NASA scientists have been left baffled by satellite pictures showing a “ghost” island appearing – and then mysteriously vanishing.
The “weird” sandy protrusion emerged in the Caspian Sea after a mud volcano erupted in early 2023.
By then end of last year it had almost completely disappeared – dissolving away “like an apparition”, the Nasa Earth Observatory said.
The images depicting the expansion and contraction of an island located 15 miles off the eastern shoreline of Azerbaijan, close to the capital Baku, were captured by the satellites Landsat 8 and 9, equipped with the Operational Land Imager and OLI-2 sensors.
The transient island formed around the site of the Kumani Bank mud volcano, also known as Chigil-Deniz, shortly after it erupted.
Scientists think the eruption spewed out enough solid material to form a temporary build up that stuck out above the water’s surface.
Similar ghostly islands have been spotted around the volcano since its first recorded eruption in 1861.
Nasa said: “A May 1861 event resulted in an island just 87 meters across and 3.5 meters above the water.
“This one eroded away by early 1862.”
This particular island’s lifecycle began in November 2022, when the crest of the volcano was still submerged.
After a flurry of volcanic activity, an island had risen above the water with a sediment plume trailing from it through the sea.
Geologist Mark Tingay from the University of Adelaide indicated that based on further satellite assessments, the island emerged between January 30 and February 14, 2023, with an estimated size of approximately 400 meters in diameter.
By the end of 2024, only a tiny sliver of land at the Kumani Bank was visible above the water – and that will soon be gone too.
Mud volcano eruptions can be dangerous, with the potential to spew out large quantities of material, and even flames, in a short period of time.
The mud volcanoes in Azerbaijan are interconnected with the extensive hydrocarbon structure of the South Caspian Basin and are recognized for releasing combustible gases like methane alongside the typical muddy mixtures.
The area is unusual for its high frequency of mud volcano eruptions.
After a previous mud volcano eruption in 2021, Tingay said: “Azerbaijan has basically the perfect geological conditions for mud volcanoes.”
Nasa said: “Geologists have tallied more than 300 [mud volcanoes] in eastern Azerbaijan and offshore in the Caspian Sea, with most of those occurring on land.
“It is uncertain if the 2023 Kumani Bank eruption was fiery, but past eruptions of this and other nearby mud volcanoes have sent towers of flame hundreds of metres into the air.
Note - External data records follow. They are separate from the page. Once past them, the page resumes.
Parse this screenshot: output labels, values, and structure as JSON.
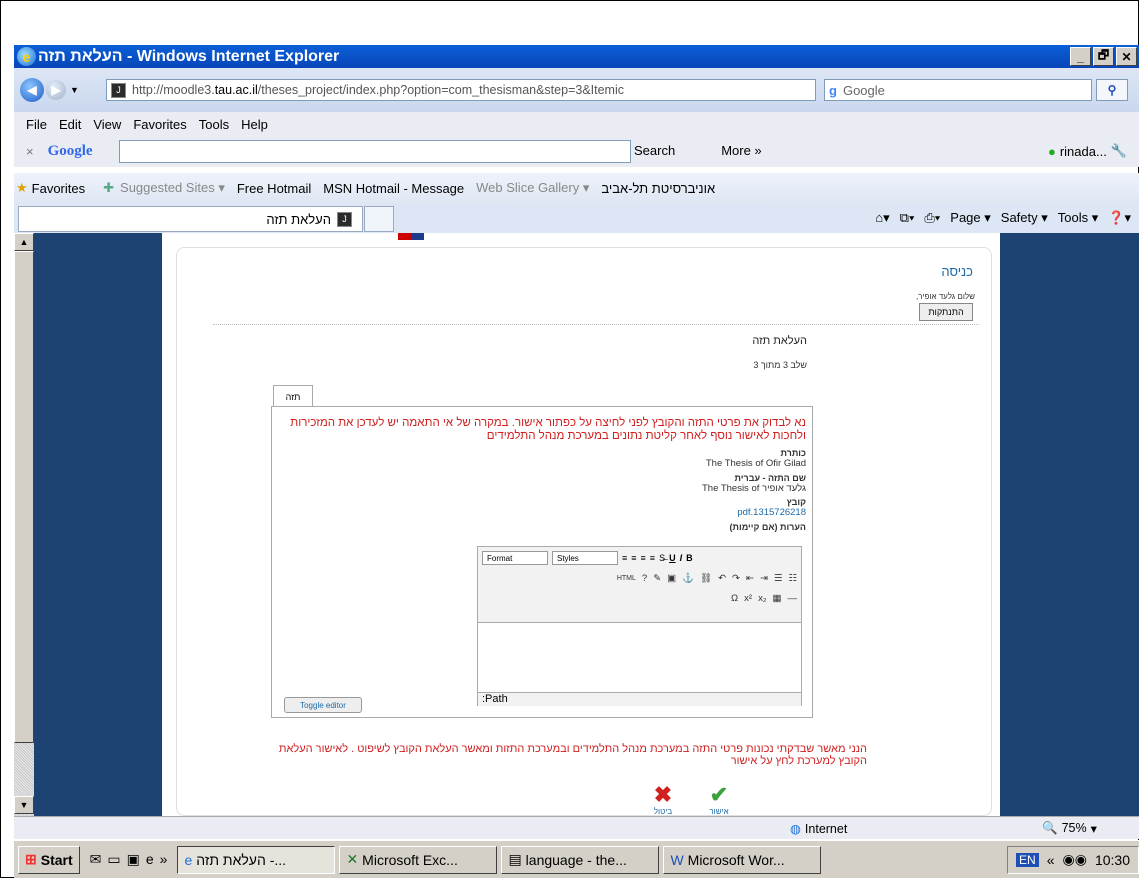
{
  "window": {
    "title": "העלאת תזה - Windows Internet Explorer",
    "buttons": [
      "_",
      "🗗",
      "✕"
    ]
  },
  "address": {
    "url_prefix": "http://moodle3.",
    "url_host": "tau.ac.il",
    "url_rest": "/theses_project/index.php?option=com_thesisman&step=3&Itemic",
    "search_engine": "Google"
  },
  "menu": [
    "File",
    "Edit",
    "View",
    "Favorites",
    "Tools",
    "Help"
  ],
  "googlebar": {
    "logo": "Google",
    "search_label": "Search",
    "more_label": "More »",
    "user": "rinada..."
  },
  "favorites": {
    "label": "Favorites",
    "items": [
      "Suggested Sites ▾",
      "Free Hotmail",
      "MSN Hotmail - Message",
      "Web Slice Gallery ▾",
      "אוניברסיטת תל-אביב"
    ]
  },
  "tab": {
    "title": "העלאת תזה",
    "commands": [
      "Page ▾",
      "Safety ▾",
      "Tools ▾"
    ]
  },
  "page": {
    "login_header": "כניסה",
    "hello": "שלום גלעד אופיר,",
    "logout": "התנתקות",
    "title": "העלאת תזה",
    "step": "שלב 3 מתוך 3",
    "tab_label": "תזה",
    "warning": "נא לבדוק את פרטי התזה והקובץ לפני לחיצה על כפתור אישור. במקרה של אי התאמה יש לעדכן את המזכירות ולחכות לאישור נוסף לאחר קליטת נתונים במערכת מנהל התלמידים",
    "label_title": "כותרת",
    "value_title": "The Thesis of Ofir Gilad",
    "label_heb_name": "שם התזה - עברית",
    "value_heb_name": "The Thesis of גלעד אופיר",
    "label_file": "קובץ",
    "value_file": "pdf.1315726218",
    "label_notes": "הערות (אם קיימות)",
    "format_select": "Format",
    "styles_select": "Styles",
    "path_label": ":Path",
    "toggle_editor": "Toggle editor",
    "confirm_text": "הנני מאשר שבדקתי נכונות פרטי התזה במערכת מנהל התלמידים ובמערכת התזות ומאשר העלאת הקובץ לשיפוט . לאישור העלאת הקובץ למערכת לחץ על אישור",
    "cancel_label": "ביטול",
    "approve_label": "אישור"
  },
  "status": {
    "zone": "Internet",
    "zoom": "75%"
  },
  "taskbar": {
    "start": "Start",
    "items": [
      "העלאת תזה -...",
      "Microsoft Exc...",
      "language - the...",
      "Microsoft Wor..."
    ],
    "lang": "EN",
    "time": "10:30"
  }
}
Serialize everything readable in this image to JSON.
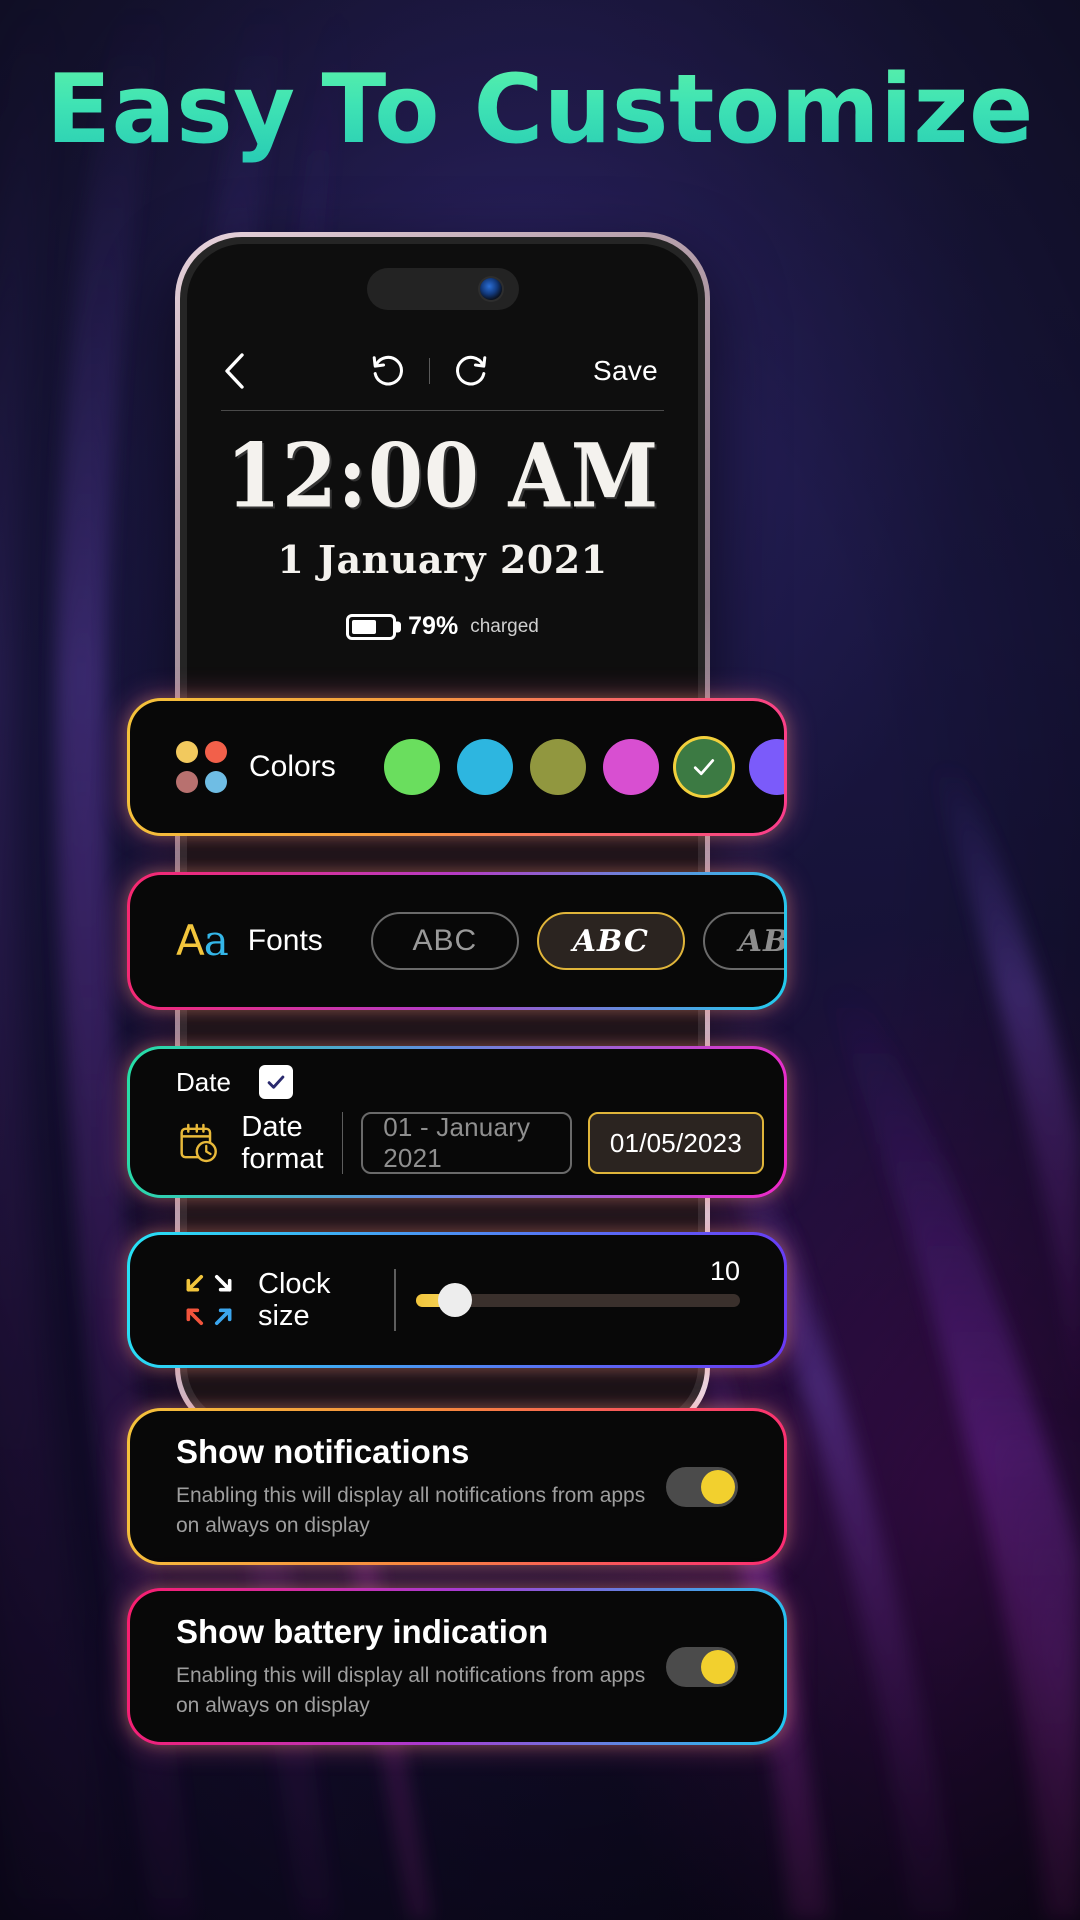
{
  "headline": {
    "word1": "Easy",
    "word2": "To Customize"
  },
  "phone": {
    "toolbar": {
      "back_icon": "chevron-left-icon",
      "undo_icon": "undo-icon",
      "redo_icon": "redo-icon",
      "save_label": "Save"
    },
    "preview": {
      "time": "12:00 AM",
      "date": "1 January 2021",
      "battery_percent": "79%",
      "battery_status": "charged",
      "battery_fill_ratio": 0.62
    }
  },
  "cards": {
    "colors": {
      "label": "Colors",
      "icon": "four-dots-icon",
      "icon_dots": [
        "#f2c95e",
        "#f2604a",
        "#b8716f",
        "#6fbde4"
      ],
      "swatches": [
        {
          "name": "green",
          "hex": "#6ade5e",
          "selected": false
        },
        {
          "name": "cyan",
          "hex": "#2db6e0",
          "selected": false
        },
        {
          "name": "olive",
          "hex": "#91973f",
          "selected": false
        },
        {
          "name": "magenta",
          "hex": "#d84fd1",
          "selected": false
        },
        {
          "name": "forest",
          "hex": "#3c7a43",
          "selected": true
        },
        {
          "name": "violet",
          "hex": "#7b5bfa",
          "selected": false
        }
      ],
      "selected_ring": "#f2d03c"
    },
    "fonts": {
      "label": "Fonts",
      "icon": "aa-icon",
      "icon_letters": {
        "upper": "A",
        "lower": "a"
      },
      "options": [
        {
          "label": "ABC",
          "style": "sans",
          "selected": false
        },
        {
          "label": "ABC",
          "style": "script",
          "selected": true
        },
        {
          "label": "ABC",
          "style": "serif",
          "selected": false
        }
      ]
    },
    "date": {
      "toggle_label": "Date",
      "checked": true,
      "format_label": "Date format",
      "icon": "calendar-clock-icon",
      "options": [
        {
          "label": "01 - January 2021",
          "selected": false
        },
        {
          "label": "01/05/2023",
          "selected": true
        }
      ]
    },
    "clock_size": {
      "label": "Clock size",
      "label_line1": "Clock",
      "label_line2": "size",
      "icon": "resize-arrows-icon",
      "value": "10",
      "fill_percent": 12
    },
    "notifications": {
      "title": "Show notifications",
      "subtitle_line1": "Enabling this will display all notifications from apps",
      "subtitle_line2": "on always on display",
      "enabled": true
    },
    "battery": {
      "title": "Show battery indication",
      "subtitle_line1": "Enabling this will display all notifications from apps",
      "subtitle_line2": "on always on display",
      "enabled": true
    }
  }
}
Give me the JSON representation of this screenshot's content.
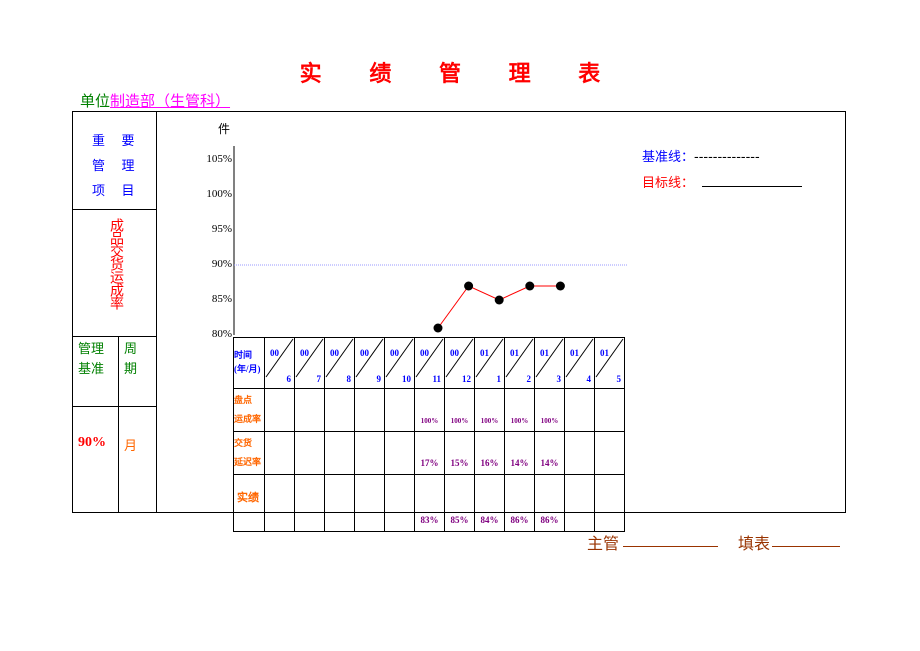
{
  "title": "实 绩 管 理 表",
  "unit": {
    "label": "单位",
    "value": "制造部（生管科）"
  },
  "left_panel": {
    "key_item_header": [
      "重",
      "要",
      "管",
      "理",
      "项",
      "目"
    ],
    "key_item": "成品交货运成率",
    "standard_header": "管理基准",
    "cycle_header": "周期",
    "standard_value": "90%",
    "cycle_value": "月"
  },
  "legend": {
    "baseline_label": "基准线：",
    "baseline_marker": "--------------",
    "target_label": "目标线："
  },
  "footer": {
    "supervisor_label": "主管",
    "filler_label": "填表"
  },
  "colors": {
    "title": "#ff0000",
    "accent_blue": "#0000ff",
    "line": "#ff0000",
    "target_line": "#9999ff"
  },
  "chart_data": {
    "type": "line",
    "ylabel": "件",
    "yticks": [
      "105%",
      "100%",
      "95%",
      "90%",
      "85%",
      "80%"
    ],
    "ylim": [
      80,
      105
    ],
    "target": 90,
    "categories": [
      {
        "yy": "00",
        "mm": "6"
      },
      {
        "yy": "00",
        "mm": "7"
      },
      {
        "yy": "00",
        "mm": "8"
      },
      {
        "yy": "00",
        "mm": "9"
      },
      {
        "yy": "00",
        "mm": "10"
      },
      {
        "yy": "00",
        "mm": "11"
      },
      {
        "yy": "00",
        "mm": "12"
      },
      {
        "yy": "01",
        "mm": "1"
      },
      {
        "yy": "01",
        "mm": "2"
      },
      {
        "yy": "01",
        "mm": "3"
      },
      {
        "yy": "01",
        "mm": "4"
      },
      {
        "yy": "01",
        "mm": "5"
      }
    ],
    "plotted_points": [
      {
        "index": 5,
        "value": 81
      },
      {
        "index": 6,
        "value": 87
      },
      {
        "index": 7,
        "value": 85
      },
      {
        "index": 8,
        "value": 87
      },
      {
        "index": 9,
        "value": 87
      }
    ],
    "table": {
      "time_label": [
        "时间",
        "(年/月)"
      ],
      "rows": [
        {
          "label": [
            "盘点",
            "运成率"
          ],
          "values": [
            "",
            "",
            "",
            "",
            "",
            "100%",
            "100%",
            "100%",
            "100%",
            "100%",
            "",
            ""
          ]
        },
        {
          "label": [
            "交货",
            "延迟率"
          ],
          "values": [
            "",
            "",
            "",
            "",
            "",
            "17%",
            "15%",
            "16%",
            "14%",
            "14%",
            "",
            ""
          ]
        },
        {
          "label": [
            "实绩"
          ],
          "values": [
            "",
            "",
            "",
            "",
            "",
            "83%",
            "85%",
            "84%",
            "86%",
            "86%",
            "",
            ""
          ]
        }
      ]
    }
  }
}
“The region falls within a convergence zone where the Arabian and Eurasian tectonic plates are colliding,” the space agency added.
Tingay said in a seminar for the Geological Society of Australia that mud volcanoes are “weird and wonderful features that remain largely understudied and little understood”.
What is a Mud Volcano?
A MUD volcano is similar to a normal volcano, but it does not have any lava flowing through or out of it.
Lava is defined as molten or partially-molten rock.
They can vary hugely in size – coming as small as a few centimetres across to hundreds of metres high.
They can also form underwater as well as on land.
They are caused by water being heated up very deep within the Earth and then mixing with rocks and minerals.
When the pressure builds up this mixture is forced out through the earth’s crust in an eruption – and the material spewed out often catches fire.
It is not known exactly why mud volcanoes catch fire, but one theory is that a flammable gases from inside the earth are ignited by sparks from rocks colliding together.
Azerbaijan has the largest number of documented mud volcanoes in the world, with over 300 of them located in the country.